O Tutu apareceu aqui meio que caído de paraquedas em nossas vidas. Não sabemos bem de onde veio, o que passou, como viveu. Sabemos apenas que foi castrado ainda novo, teve um lar até os 3 anos e sofreu um abandono traumático que culminou em nosso encontro.
Assim como ele, milhões de animais se tornam páreas num mundo incapaz de acolhê-los. Nada que uma breve passagem pelo Google não comprove: não há vagas em abrigos. Não há lares receptivos.
Não há a mesma sorte nossa e do Tutu para muitos outros animais. 
Não há humanos o bastante para tanto animais.
E por isso cabe a nós, humanos, minimizar os transtornos desse quadro terrível que vemos hoje, de um número incontável de animais morrendo atropelados, desnutridos, amarrados em beira de estrada, jogados em córregos para que se afoguem.
A barbárie não encontra limites.
Acreditem, certas coisas precisam ser mostradas aos filhos ainda pequenos, por mais impressionantes que sejam, para que determinados comportamentos se extingam do planeta. Compartilhei com minha filha tudo o que vi de maus tratos a animais de rua e perguntei: "você acha que seria melhor para esse cachorro viver e morrer assim ou simplesmente não ter nascido e ter permanecido estrelinha até a hora que pudesse vir a Terra, mas para viver sendo bem tratado?"
Ah, mas não há resposta boa o suficiente para ela: "mas mãe... Se fosse assim, o Tutu não teria nascido"
Bom, me apoiei em uma equação matemática simples: o Tutu existe e tem um lar. Mas se ele não existisse, teríamos dado nosso lar a outro cachorro, que poderia ser também bastante especial (ela afirma que isso seria impossível porque ele é o mais especial do mundo).
Depois de bastante conversa, a questão de saúde pública dos milhões –sim, MILHÕES- de animais abandonados Brasil parecia bastante clara.

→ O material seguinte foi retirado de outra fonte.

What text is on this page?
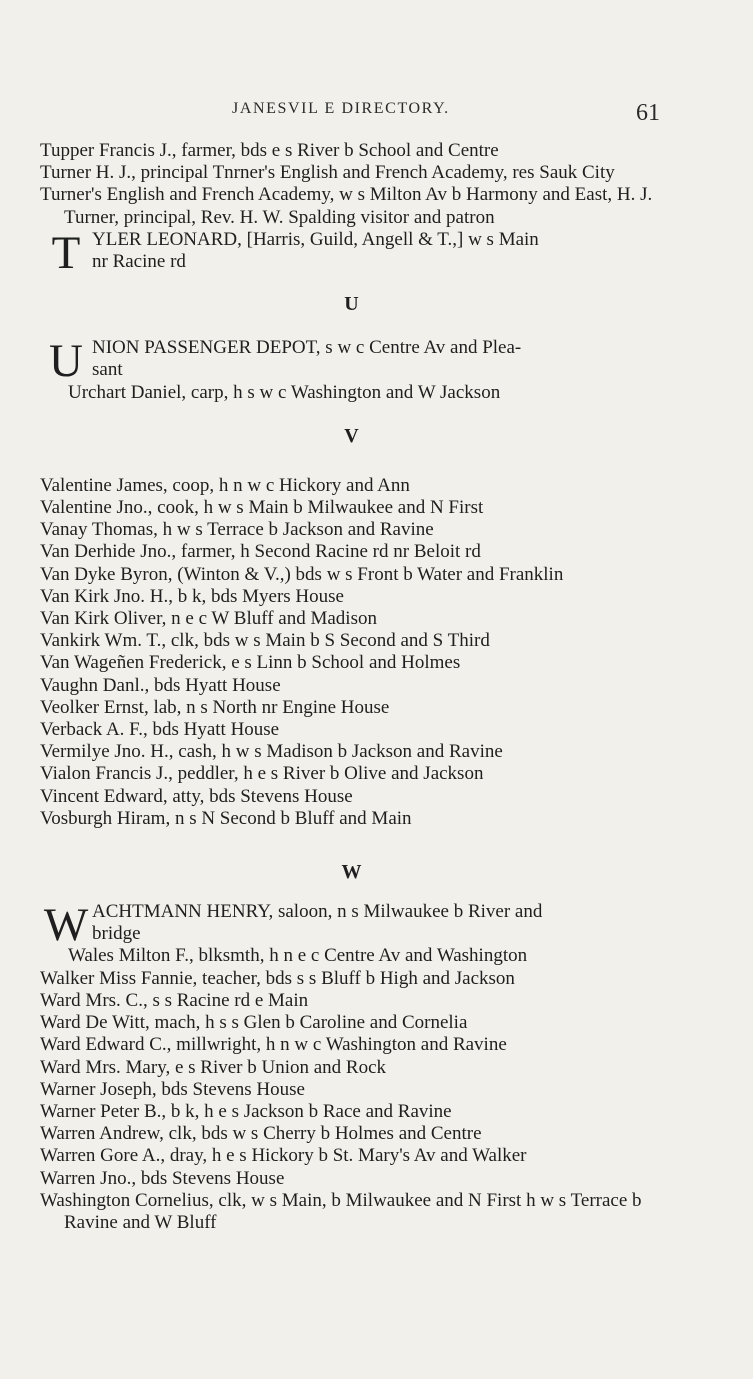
JANESVIL E DIRECTORY.	61

Tupper Francis J., farmer, bds e s River b School and Centre

Turner H. J., principal Tnrner's English and French Academy, res Sauk City

Turner's English and French Academy, w s Milton Av b Harmony and East, H. J. Turner, principal, Rev. H. W. Spalding visitor and patron

T YLER LEONARD, [Harris, Guild, Angell & T.,] w s Main
nr Racine rd
U
U NION PASSENGER DEPOT, s w c Centre Av and Plea-
sant

Urchart Daniel, carp, h s w c Washington and W Jackson

V

Valentine James, coop, h n w c Hickory and Ann

Valentine Jno., cook, h w s Main b Milwaukee and N First

Vanay Thomas, h w s Terrace b Jackson and Ravine

Van Derhide Jno., farmer, h Second Racine rd nr Beloit rd

Van Dyke Byron, (Winton & V.,) bds w s Front b Water and Franklin

Van Kirk Jno. H., b k, bds Myers House

Van Kirk Oliver, n e c W Bluff and Madison

Vankirk Wm. T., clk, bds w s Main b S Second and S Third

Van Wageñen Frederick, e s Linn b School and Holmes

Vaughn Danl., bds Hyatt House

Veolker Ernst, lab, n s North nr Engine House

Verback A. F., bds Hyatt House

Vermilye Jno. H., cash, h w s Madison b Jackson and Ravine

Vialon Francis J., peddler, h e s River b Olive and Jackson

Vincent Edward, atty, bds Stevens House

Vosburgh Hiram, n s N Second b Bluff and Main

W
W ACHTMANN HENRY, saloon, n s Milwaukee b River and
bridge

Wales Milton F., blksmth, h n e c Centre Av and Washington

Walker Miss Fannie, teacher, bds s s Bluff b High and Jackson

Ward Mrs. C., s s Racine rd e Main

Ward De Witt, mach, h s s Glen b Caroline and Cornelia

Ward Edward C., millwright, h n w c Washington and Ravine

Ward Mrs. Mary, e s River b Union and Rock

Warner Joseph, bds Stevens House

Warner Peter B., b k, h e s Jackson b Race and Ravine

Warren Andrew, clk, bds w s Cherry b Holmes and Centre

Warren Gore A., dray, h e s Hickory b St. Mary's Av and Walker

Warren Jno., bds Stevens House

Washington Cornelius, clk, w s Main, b Milwaukee and N First h w s Terrace b Ravine and W Bluff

É crucial que se tente por todas as frentes de apoio possíveis dar uma vida digna aos cães e isso só é possível com controle populacional.

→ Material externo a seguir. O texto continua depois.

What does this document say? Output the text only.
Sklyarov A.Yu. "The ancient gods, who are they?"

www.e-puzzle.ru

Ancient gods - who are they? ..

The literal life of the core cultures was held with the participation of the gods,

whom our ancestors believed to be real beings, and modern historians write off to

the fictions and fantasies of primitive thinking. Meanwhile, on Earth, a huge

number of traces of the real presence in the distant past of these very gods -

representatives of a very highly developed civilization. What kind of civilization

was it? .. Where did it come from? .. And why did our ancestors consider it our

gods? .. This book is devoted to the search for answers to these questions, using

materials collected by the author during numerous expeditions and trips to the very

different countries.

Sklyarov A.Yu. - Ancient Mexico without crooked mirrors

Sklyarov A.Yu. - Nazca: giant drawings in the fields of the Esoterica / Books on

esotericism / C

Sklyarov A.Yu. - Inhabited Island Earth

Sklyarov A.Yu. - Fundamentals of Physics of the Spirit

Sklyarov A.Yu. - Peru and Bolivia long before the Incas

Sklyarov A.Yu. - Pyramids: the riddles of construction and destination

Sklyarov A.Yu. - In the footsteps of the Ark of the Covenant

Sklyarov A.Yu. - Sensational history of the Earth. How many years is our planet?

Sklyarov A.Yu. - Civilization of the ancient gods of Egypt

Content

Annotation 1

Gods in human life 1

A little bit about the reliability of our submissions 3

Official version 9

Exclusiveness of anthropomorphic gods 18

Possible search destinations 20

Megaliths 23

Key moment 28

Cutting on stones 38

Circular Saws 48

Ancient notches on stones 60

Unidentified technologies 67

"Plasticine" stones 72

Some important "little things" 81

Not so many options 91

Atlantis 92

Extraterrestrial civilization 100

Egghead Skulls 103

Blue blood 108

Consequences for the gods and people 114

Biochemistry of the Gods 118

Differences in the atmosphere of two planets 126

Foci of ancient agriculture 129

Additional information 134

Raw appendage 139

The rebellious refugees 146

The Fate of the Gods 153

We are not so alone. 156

Além desse cenário que exige uma força-tarefa, vale ressaltar que a castração é determinante para a saúde dos cães domesticados.
Desafio número dois: o Tutu não deixará continuidade de sua genética de puríssimo vira-lata amoroso?

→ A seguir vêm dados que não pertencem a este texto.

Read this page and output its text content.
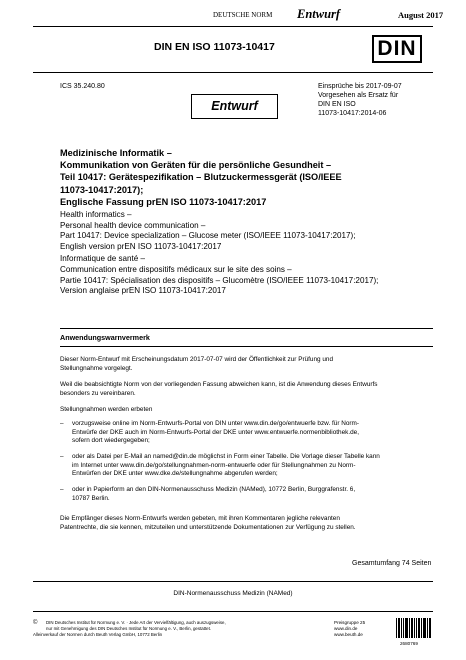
DEUTSCHE NORM Entwurf	August 2017
DIN EN ISO 11073-10417	DIN
ICS 35.240.80	Einsprüche bis 2017-09-07
Vorgesehen als Ersatz für
DIN EN ISO
11073-10417:2014-06
Entwurf
Medizinische Informatik –
Kommunikation von Geräten für die persönliche Gesundheit –
Teil 10417: Gerätespezifikation – Blutzuckermessgerät (ISO/IEEE
11073-10417:2017);
Englische Fassung prEN ISO 11073-10417:2017
Health informatics –
Personal health device communication –
Part 10417: Device specialization – Glucose meter (ISO/IEEE 11073-10417:2017);
English version prEN ISO 11073-10417:2017
Informatique de santé –
Communication entre dispositifs médicaux sur le site des soins –
Partie 10417: Spécialisation des dispositifs – Glucomètre (ISO/IEEE 11073-10417:2017);
Version anglaise prEN ISO 11073-10417:2017
Anwendungswarnvermerk
Dieser Norm-Entwurf mit Erscheinungsdatum 2017-07-07 wird der Öffentlichkeit zur Prüfung und
Stellungnahme vorgelegt.
Weil die beabsichtigte Norm von der vorliegenden Fassung abweichen kann, ist die Anwendung dieses Entwurfs
besonders zu vereinbaren.
Stellungnahmen werden erbeten
– vorzugsweise online im Norm-Entwurfs-Portal von DIN unter www.din.de/go/entwuerfe bzw. für Norm-
Entwürfe der DKE auch im Norm-Entwurfs-Portal der DKE unter www.entwuerfe.normenbibliothek.de,
sofern dort wiedergegeben;
– oder als Datei per E-Mail an named@din.de möglichst in Form einer Tabelle. Die Vorlage dieser Tabelle kann
im Internet unter www.din.de/go/stellungnahmen-norm-entwuerfe oder für Stellungnahmen zu Norm-
Entwürfen der DKE unter www.dke.de/stellungnahme abgerufen werden;
– oder in Papierform an den DIN-Normenausschuss Medizin (NAMed), 10772 Berlin, Burggrafenstr. 6,
10787 Berlin.
Die Empfänger dieses Norm-Entwurfs werden gebeten, mit ihren Kommentaren jegliche relevanten
Patentrechte, die sie kennen, mitzuteilen und unterstützende Dokumentationen zur Verfügung zu stellen.
Gesamtumfang 74 Seiten
DIN-Normenausschuss Medizin (NAMed)
© DIN Deutsches Institut für Normung e. V. · Jede Art der Vervielfältigung, auch auszugsweise,
nur mit Genehmigung des DIN Deutsches Institut für Normung e. V., Berlin, gestattet.
Alleinverkauf der Normen durch Beuth Verlag GmbH, 10772 Berlin
Preisgruppe 25
www.din.de
www.beuth.de
2680769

Sabe... Isso era para mim o ponto mais difícil de toda essa conversa porque ele de fato é o cachorro mais amoroso do universo. Mas basta um passeio pelas ruas ou pelos abrigos para constatar que muitos e muitos animais precisam e precisarão sempre de lar e amor. E talvez o Tutu seja mesmo o mais genial dos cães, mas justamente por ser um vira-lata legítimo, sua genética já é naturalmente pulverizada por aí. Portanto não, não confere a informação de que nada dele vai sobrar no mundo quando ele se for, porque ele na verdade está em todo canto!
Sempre poderemos achar em outros vira-latas um pouco do sorriso otimista dele, ou de seu amor por correr na areia, quem sabe? Nossas chances de que isso aconteça de fato existem. Já tiramos a carta premiada uma vez, com sua chegada. Por que não tiraríamos a segunda? Tenho cá pra mim que somos sortudas nesse assunto.
O terceiro ponto, a respeito da eventual e inevitável morte dele num dia que esperamos estar BEM longe: minha filha...TU-DO, tudo MESMO nesse mundo, morre. Gente, árvore, bicho, ideias, certezas, pássaros, amores, flores... Tudo mesmo.
E sabe... Passa rápido demais o tempo que temos para existir. E por isso devemos ser relevantes, por mais difícil que às vezes isso pareça. Precisamos apreciar tudo que nos somam alegrias e felicidades, sejam estes gente, árvore, bichos, ideias, certezas, pássaros, amores ou flores. Estou a menos de um mês de completar 30 anos e pareço só agora começar a me dar conta disso, também impulsionada por este debate.
Dizem que conselho, se fosse bom, estaria à venda. Mas, ainda acredito que coisas relevantes também acontecem de graça, assim como os vira-latas para adoção. E o meu conselho de mãe é para que, independente do assunto, conversem de forma honesta com seus filhos. A honestidade sempre gera bons frutos e poupa decepções futuras.

Pois é: nosso cachorro um dia vai mesmo morrer. E antes disso não nos deixará filhotes. Mas boa parte do mérito por ele ser esse bicho carinhoso e querido é da castração. Se não fosse castrado, provavelmente não seria tão doce. E sobre seus descendentes, pense na população de vira-latas do mundo como uma enorme família. Nunca nos faltará um a ser ajudado.